A recente condenação do partido de Le Pen, o Rassemblement National, não se trata apenas de aplicar a lei — é um sinal claro de como as elites europeias estão a instrumentalizar os tribunais para afastar candidatos antissistema. A justiça deve ser imparcial, não política. Se França leva a democracia a sério, precisa de reformar o seu sistema jurídico para garantir que vozes da oposição — por mais controversas que sejam — não sejam silenciadas por via legal.
No dia 31 de março, um tribunal francês decidiu que o Rassemblement National utilizou indevidamente fundos do Parlamento Europeu para pagar a funcionários do partido que foram apresentados como assistentes parlamentares. Resultado: uma multa de 250 mil euros para o partido e penas de prisão suspensas para vários dirigentes. Para muitos, isto foi celebrado como uma vitória moral — a prova de que os populistas não estão acima da lei.
Mas sejamos francos: quando o sistema jurídico só parece mostrar os dentes a certos políticos — precisamente àqueles que o sistema mais teme — temos um problema.
A corrupção política em França não é novidade. De Sarkozy a Fillon, políticos centristas e conservadores enfrentaram investigações e condenações. Mas o discurso é outro. No caso deles, trata-se de "erros pessoais", de "lapsos éticos". Com Le Pen, tudo é retratado como uma ameaça existencial à democracia.
E é aí que está o verdadeiro problema. Isto não é sobre responsabilizar todos os políticos — é sobre eliminar os que desafiam o sistema. Le Pen pode ser polémica, mas representa milhões de franceses que se sentem ignorados por Bruxelas, por Paris e pelas elites que se alternam no poder com um sorriso mediático e discurso ensaiado.
E o padrão repete-se pela Europa fora. Na Alemanha, o partido AfD está sob constante vigilância.
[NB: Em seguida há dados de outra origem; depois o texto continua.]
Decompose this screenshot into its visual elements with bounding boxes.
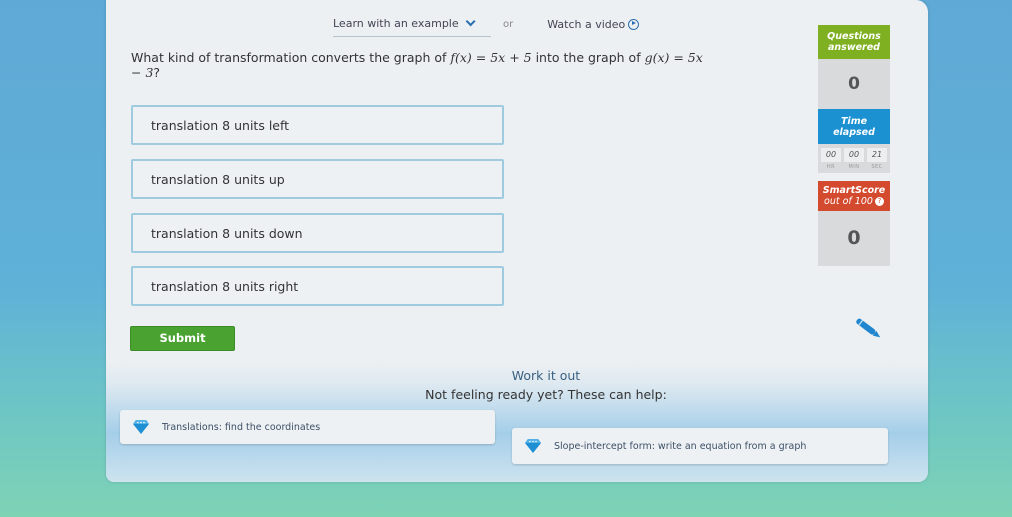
- help-icon[interactable]: ?: [874, 197, 884, 206]
- diamond-icon: [133, 420, 149, 434]
- watch-video-link[interactable]: Watch a video: [547, 17, 640, 31]
- timer-hours: 00 HR: [821, 148, 841, 170]
- smartscore-label: SmartScore: [822, 185, 886, 196]
- timer-minutes-value: 00: [844, 148, 864, 162]
- pencil-icon[interactable]: [852, 316, 886, 342]
- question-middle: into the graph of: [531, 50, 645, 65]
- top-links: Learn with an example or Watch a video: [333, 16, 640, 37]
- timer-seconds-label: SEC: [871, 164, 883, 170]
- timer-hours-label: HR: [826, 164, 836, 170]
- answer-choice-left[interactable]: translation 8 units left: [131, 105, 504, 145]
- smartscore-header: SmartScore out of 100?: [818, 181, 890, 211]
- help-link-translations[interactable]: Translations: find the coordinates: [120, 410, 495, 444]
- timer: 00 HR 00 MIN 21 SEC: [818, 144, 890, 173]
- help-subtitle: Not feeling ready yet? These can help:: [425, 387, 667, 402]
- stats-sidebar: Questions answered 0 Time elapsed 00 HR …: [818, 25, 890, 266]
- questions-answered-label-2: answered: [828, 42, 880, 53]
- questions-answered-value: 0: [818, 59, 890, 109]
- submit-button[interactable]: Submit: [130, 326, 235, 351]
- help-link-slope-intercept[interactable]: Slope-intercept form: write an equation …: [512, 428, 888, 464]
- timer-hours-value: 00: [821, 148, 841, 162]
- work-it-out-title: Work it out: [511, 368, 581, 383]
- question-text: What kind of transformation converts the…: [131, 50, 711, 80]
- learn-with-example-label: Learn with an example: [333, 17, 459, 30]
- watch-video-label: Watch a video: [547, 17, 626, 31]
- smartscore-value: 0: [818, 211, 890, 266]
- f-expression: f(x) = 5x + 5: [450, 50, 532, 65]
- or-separator: or: [503, 18, 514, 30]
- timer-minutes-label: MIN: [848, 164, 860, 170]
- questions-answered-header: Questions answered: [818, 25, 890, 59]
- time-elapsed-header: Time elapsed: [818, 109, 890, 144]
- answer-choice-right[interactable]: translation 8 units right: [131, 266, 504, 306]
- timer-minutes: 00 MIN: [844, 148, 864, 170]
- time-elapsed-label: Time: [840, 115, 868, 127]
- answer-choice-down[interactable]: translation 8 units down: [131, 213, 504, 253]
- time-elapsed-label-2: elapsed: [833, 126, 875, 138]
- timer-seconds-value: 21: [867, 148, 887, 162]
- play-circle-icon: [628, 18, 640, 30]
- help-link-label: Slope-intercept form: write an equation …: [554, 440, 807, 452]
- choice-label: translation 8 units left: [151, 117, 290, 133]
- question-suffix: ?: [153, 65, 161, 80]
- answer-choice-up[interactable]: translation 8 units up: [131, 159, 504, 199]
- diamond-icon: [525, 439, 541, 453]
- question-prefix: What kind of transformation converts the…: [131, 50, 451, 65]
- learn-with-example-link[interactable]: Learn with an example: [333, 16, 491, 37]
- choice-label: translation 8 units down: [151, 225, 303, 241]
- chevron-down-icon: [465, 16, 476, 27]
- timer-seconds: 21 SEC: [867, 148, 887, 170]
- smartscore-sublabel: out of 100: [824, 196, 873, 207]
- choice-label: translation 8 units right: [151, 278, 299, 294]
- help-link-label: Translations: find the coordinates: [162, 421, 321, 433]
- questions-answered-label: Questions: [827, 31, 881, 42]
- choice-label: translation 8 units up: [151, 171, 285, 187]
Em Espanha, o Vox enfrenta processos jurídicos que coincidem, curiosamente, com períodos eleitorais. Em Itália, Matteo Salvini foi levado a tribunal por “sequestrar” migrantes — e o caso acabou por desaparecer discretamente. Coincidência? É difícil de acreditar.
Isto não é justiça — é instrumentalização da lei: o uso estratégico da justiça para eliminar rivais políticos. E é profundamente antidemocrático.
É claro que, se o partido de Le Pen violou a lei, deve enfrentar consequências. Mas a responsabilidade só tem valor se for aplicada de forma igualitária. Quando a lei é usada seletivamente, transforma-se numa ferramenta de poder — e a democracia passa a parecer um jogo viciado.
Então, o que fazer?
França deve seguir o exemplo de países como a Dinamarca ou os Países Baixos, onde os processos jurídicos envolvendo políticos são supervisionados por conselhos jurídicos independentes, protegidos contra qualquer influência governamental. Ao contrário de França, onde os procuradores mais poderosos respondem ao Ministério da Justiça — um cargo político — nesses países há um verdadeiro “muro de separação” entre justiça e política.
Seria também sensato criar um gabinete independente de ética e fiscalização política, semelhante ao Crown Prosecution Service do Reino Unido, que atua com total autonomia face ao governo. Estas medidas protegeriam a integridade da justiça e assegurariam que decisões jurídicas não são ditadas por sondagens, manchetes ou interesses partidários.
Isto não é radical — é essencial para qualquer democracia que se queira saudável.
A condenação de Marine Le Pen pode parecer uma vitória da justiça, mas também é um sinal de alerta sobre a facilidade com que a justiça pode ser instrumentalizada. Se começamos a usar os tribunais para derrotar adversários políticos em vez de os enfrentar nas urnas, então não estamos a proteger a democracia — estamos a corroê-la. A França precisa, com urgência, de reforçar a independência jurídica e impedir que os processos jurídicos se tornem armas de manutenção do poder. Porque a justiça, se for realmente cega, não pode espreitar para as urnas antes de decidir a sentença.